Local governments, including the towns of Beatty and Amargosa Valley, have expressed support for pausing new mining claims in the area so that a mineral withdrawal planning process can be undertaken. The Timbisha Shoshone Tribe has also supported that proposal.
“Our national parks were set aside for future generations to experience abundant wildlife and iconic landscapes and learn from our rich cultural stories. These new mining claims are encroaching on our ability to tell that shared story across the California desert,” said Luke Basulto, California Desert program manager at the National Parks Conservation Association. “We have a fleeting opportunity to protect this place — Congress and the administration can act now to save Death Valley National Park, Ash Meadows National Wildlife Refuge and the rare waters that sustain them.”
The claims have not yet been registered in the U.S. Bureau of Land Management’s Minerals and Land Record System.
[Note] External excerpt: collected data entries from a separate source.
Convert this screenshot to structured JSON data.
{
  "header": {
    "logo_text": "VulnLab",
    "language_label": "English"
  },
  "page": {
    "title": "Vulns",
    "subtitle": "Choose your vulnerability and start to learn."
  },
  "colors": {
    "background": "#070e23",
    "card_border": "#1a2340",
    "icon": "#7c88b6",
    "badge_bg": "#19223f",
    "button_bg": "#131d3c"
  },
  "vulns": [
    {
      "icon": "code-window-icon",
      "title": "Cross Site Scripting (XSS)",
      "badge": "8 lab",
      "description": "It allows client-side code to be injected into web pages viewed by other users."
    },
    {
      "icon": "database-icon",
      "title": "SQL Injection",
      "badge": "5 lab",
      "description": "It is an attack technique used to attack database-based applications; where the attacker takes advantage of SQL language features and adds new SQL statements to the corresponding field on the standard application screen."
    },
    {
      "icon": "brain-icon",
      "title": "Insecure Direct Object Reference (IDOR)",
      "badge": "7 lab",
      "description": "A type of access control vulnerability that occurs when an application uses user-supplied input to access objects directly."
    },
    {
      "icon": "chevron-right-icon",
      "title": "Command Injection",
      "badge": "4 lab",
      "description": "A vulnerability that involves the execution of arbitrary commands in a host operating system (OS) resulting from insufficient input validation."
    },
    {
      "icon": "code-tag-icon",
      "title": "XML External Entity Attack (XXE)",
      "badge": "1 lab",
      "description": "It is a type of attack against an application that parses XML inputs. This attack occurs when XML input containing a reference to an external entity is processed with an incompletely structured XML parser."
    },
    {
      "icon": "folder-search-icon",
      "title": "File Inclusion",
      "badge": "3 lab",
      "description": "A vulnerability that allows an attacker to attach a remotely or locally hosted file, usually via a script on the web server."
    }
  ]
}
But in recent field reconnaissance, local residents encountered hundreds of claim markers staked in the ground, with numbers indicated on the claim notices as high as 387. These claims appear to be blanketing an area of approximately 8,000 acres on the border of Nevada and California, just 1 mile away from the park.
Drilling and mining in the area could harm springs and groundwater wells in Death Valley and impair Timbisha Shoshone Tribal water rights. While new mine claims do not guarantee full-scale mining operations, lax regulation means that exploratory drilling alone, with limited regulatory requirements, can have an impact on scarce groundwater sources and natural resources.
“These new mining claims are a real escalation against our efforts to save Ash Meadows and the Amargosa River Basin,” said Patrick Donnelly, Great Basin director at the Center for Biological Diversity and a longtime resident of the area. “Now one of our country’s most beloved national parks and a sovereign Native American nation are also under attack. We need immediate action to pause further expansion of the mining industry in this sensitive region.”